Wednesday, December 6, 2006

The US will still need energy tomorrow!

On October 1, a report by a task force of the "Council on Foreign Relations" added its voice to those who advocate that domestic resources of oil and Natural Gas should be exploited to the maximum now, in order to reduce dependence on imports. At first glance this seems reasonable, but it is really short sighted.

As the Report recognizes, dependence on imported oil is not going to go away.  Domestic production peaked in the seventies and has been in decline since then.  However hard we pump, our resources are finite and when they are used up we will be totally dependent on imports. It is surely prudent to leave some reserves in the ground for emergencies.

The Report states that the US, with 4.6% of the world's population uses 25% of world's oil.  A comparison with other industrial countries with similar lifestyles is revealing. To allow easy comparison of energy usage in different economies it is helpful to convert the various forms of energy into a common basis.  Since oil is still the predominant source of energy, "equivalent gallons of oil" provides a convenient basis for comparison.

Tons/capita/year oil equivalent

Average for the world

1.69

OECD *

4.63

US

8.1

UK

3.86

*OECD (Organization for Economic Co-operation and Development) includes the US and other major industrial nations.

It is a widely held opinion that world oil production has "peaked", or is about to peak, while world oil demand is rapidly increasing. If this is so, the US will be competing with the rapidly growing economies in Asia for a decreasing supply of oil.  This will result in a price increase that may well make $80.00 a barrel look like a bargain.  It makes more sense, therefore, to begin to bring demand into line with supply by reducing demand, and the table above shows that the US has the greatest potential to do so without any real hardship.  Sooner or later the US will have to learn to live with less oil and gas.  This learning will not be easy and will take many years, so the sooner we begin, the less of a shock it will be to the economy.  The Report realistically states that, as a first step, increasing the tax on gasoline would result in less driving, encourage purchase of more fuel efficient vehicles, stimulate the development of alternate fuels and make these fuels more competitive with oil.

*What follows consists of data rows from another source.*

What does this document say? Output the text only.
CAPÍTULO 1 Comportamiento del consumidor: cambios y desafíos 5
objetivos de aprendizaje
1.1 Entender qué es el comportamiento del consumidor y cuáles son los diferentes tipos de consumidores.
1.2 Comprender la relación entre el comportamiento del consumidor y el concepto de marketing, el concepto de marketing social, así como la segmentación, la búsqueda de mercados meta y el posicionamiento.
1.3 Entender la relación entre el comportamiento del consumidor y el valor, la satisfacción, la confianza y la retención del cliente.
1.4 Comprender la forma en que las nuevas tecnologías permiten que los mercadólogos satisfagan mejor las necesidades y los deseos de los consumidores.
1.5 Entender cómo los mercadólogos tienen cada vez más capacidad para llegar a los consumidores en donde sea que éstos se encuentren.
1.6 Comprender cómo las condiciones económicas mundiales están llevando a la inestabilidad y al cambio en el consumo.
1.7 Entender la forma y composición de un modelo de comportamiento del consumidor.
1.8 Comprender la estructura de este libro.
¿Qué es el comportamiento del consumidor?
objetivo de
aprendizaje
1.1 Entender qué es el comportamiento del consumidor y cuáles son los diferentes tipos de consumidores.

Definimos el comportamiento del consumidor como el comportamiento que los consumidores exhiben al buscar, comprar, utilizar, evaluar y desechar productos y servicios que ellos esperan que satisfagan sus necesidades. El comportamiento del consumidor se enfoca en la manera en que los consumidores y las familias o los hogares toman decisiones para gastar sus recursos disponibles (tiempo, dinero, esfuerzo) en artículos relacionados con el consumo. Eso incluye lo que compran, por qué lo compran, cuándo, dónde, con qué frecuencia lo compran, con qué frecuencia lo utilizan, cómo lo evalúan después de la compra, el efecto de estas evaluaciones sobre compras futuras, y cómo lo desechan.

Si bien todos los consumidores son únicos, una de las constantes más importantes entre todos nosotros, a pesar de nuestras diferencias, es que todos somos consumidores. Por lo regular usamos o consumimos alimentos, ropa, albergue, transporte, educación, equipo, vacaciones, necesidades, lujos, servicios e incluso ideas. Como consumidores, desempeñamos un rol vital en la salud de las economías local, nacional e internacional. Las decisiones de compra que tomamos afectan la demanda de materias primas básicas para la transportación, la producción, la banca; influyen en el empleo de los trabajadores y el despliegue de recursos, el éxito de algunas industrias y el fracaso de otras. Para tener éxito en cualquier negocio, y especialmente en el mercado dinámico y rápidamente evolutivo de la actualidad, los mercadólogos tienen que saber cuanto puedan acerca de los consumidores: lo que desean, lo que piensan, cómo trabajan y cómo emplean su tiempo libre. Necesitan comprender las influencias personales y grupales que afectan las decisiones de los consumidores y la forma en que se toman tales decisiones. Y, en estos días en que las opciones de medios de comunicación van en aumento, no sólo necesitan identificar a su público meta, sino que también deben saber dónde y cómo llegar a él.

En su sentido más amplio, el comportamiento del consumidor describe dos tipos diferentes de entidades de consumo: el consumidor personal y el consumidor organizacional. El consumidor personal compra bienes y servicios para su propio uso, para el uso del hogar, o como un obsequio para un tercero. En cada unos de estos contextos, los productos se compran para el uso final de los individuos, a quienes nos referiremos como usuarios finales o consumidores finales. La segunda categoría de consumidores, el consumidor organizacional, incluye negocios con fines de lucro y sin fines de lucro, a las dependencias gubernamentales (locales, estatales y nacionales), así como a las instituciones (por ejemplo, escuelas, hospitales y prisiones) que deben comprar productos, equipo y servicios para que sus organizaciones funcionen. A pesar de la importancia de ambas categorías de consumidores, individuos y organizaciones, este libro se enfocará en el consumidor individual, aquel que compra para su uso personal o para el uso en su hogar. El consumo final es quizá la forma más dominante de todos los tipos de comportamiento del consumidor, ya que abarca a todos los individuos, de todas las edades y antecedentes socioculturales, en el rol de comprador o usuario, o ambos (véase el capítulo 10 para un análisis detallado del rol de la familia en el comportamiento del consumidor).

Importing less oil will reduce the large US foreign trade deficit and also the pressure on the supply and price of oil.  It will also be a significant a contribution by the US towards reducing carbon emissions and limiting Global Warming. Attacking the energy problem requires strong leadership from the federal government. Citizens must convince our legislators to supply this leadership.

Gilbert Woolley is a retired engineer and longtime member of the Sierra Club.